Countless nights of vigil, ritual purifications and corporeal punishments followed but with every crack of the whip Juditta seemed to grow more spiteful and unruly. Her escape attempts were all thwarted but she never gave up and kept taking every opportunity she could to plant seeds of discord and rebellion amongst the sisterhood, a terrible influence on the other novices on whom she seemed to have a strong ascendancy.
When the comet appeared above the city, burning brighter and brighter every day, Juditta had been in Mordheim for almost two years but still showed no sign of repentance. While the population of the city gathered to celebrate the return of the God-King and abandoning themselves to all sort of decadent indulgement, the Sisterhood was called to pray in the temple as the prophet Cassandora had forseen a terrible calamity.
Seeing her chance of evasion Juditta took advantage of her sisters distraction and slip past their surveillance and out of the walls of the convent. Once in the city, free from her pious jailers, Juditta joined the wild celebrations, dancing for hours, embracing strangers of every rank and laughing like she never laughed in her life. Finally, for the first time in her life, she was free to be herself. That was the best night of her life.
Then the comet struck.
What followed the impact is shrouded in the myth and has already been confined to the darkest pages in the Empire's history books. After three days of fire and madness finally the whole city fell quiet, a chilling silence as cold as a witch grave. That night a naked and bloody figured knocked at the gates of the Rock. Impossibly, against all odds, Juditta had survived. She was not the same though, as her sisters soon discovered. Whatever she saw amongst the ruins had left a deep scar and the girl was now haunted by feverish visions of unspeakable doom. As soon as she recovered the power of speech she asked the Matriarchs to accept her within the ranks. Though initially reticent, they eventually acknowledged her survival as a sign from Sigmar: surely the God-King had some plans for the young woman.

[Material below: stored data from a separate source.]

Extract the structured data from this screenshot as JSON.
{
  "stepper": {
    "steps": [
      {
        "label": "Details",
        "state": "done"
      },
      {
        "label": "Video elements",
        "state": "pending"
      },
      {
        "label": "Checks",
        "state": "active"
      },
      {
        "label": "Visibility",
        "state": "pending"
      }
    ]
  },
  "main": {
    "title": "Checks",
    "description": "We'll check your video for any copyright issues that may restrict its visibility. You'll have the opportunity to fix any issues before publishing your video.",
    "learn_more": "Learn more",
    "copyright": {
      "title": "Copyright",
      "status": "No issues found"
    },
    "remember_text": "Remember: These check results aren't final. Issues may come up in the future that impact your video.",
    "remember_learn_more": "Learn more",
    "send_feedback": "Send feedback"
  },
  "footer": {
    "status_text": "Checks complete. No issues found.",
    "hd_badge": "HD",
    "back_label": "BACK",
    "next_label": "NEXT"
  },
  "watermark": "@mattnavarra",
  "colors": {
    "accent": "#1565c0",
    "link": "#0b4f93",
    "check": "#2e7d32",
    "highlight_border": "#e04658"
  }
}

While madness swathed the Empire and hordes of treasure seekers reached the infamous City of the Damned, the Sisterhood got busy: cleaning the ruins from evil and corruption was a near impossible task but one Sister Juditta threw herself in with wild abandonment. Her Sisters, initially unsettled by her constant mumbling and wild eyes, grew to admire her fervour in battle. Juditta blossomed from a young and spoilt noblewoman to a hard warrior who was also capable of inspiring her Sisters to acts of reckless heroism. While some of the Matriarchs still see her as a dangerous influence on younger minds, Mother Romhilda has decided to invite Juditta to join her ranks and even promoted her above her sisters a a Superior.
In the eyes of Romhilda, Juditta has the potential of a great martyr as the lines that separates faith and madness is often very thin.

Here she is, an ancestor of Count Marius Leitdorf suffering from a similar affection. She is essentially mad as a box of frogs.

While painting her I tried to stick to the same colour scheme I chose for my warband but pushing the details a bit more: the robes are painted with a slight stippling and the use of some Contrast (Wyldwood) for the first time on this warband.
Work has already started on the Matriarch, Romhilda Wasserlosen, and I hope to share some progress with you in the ext days.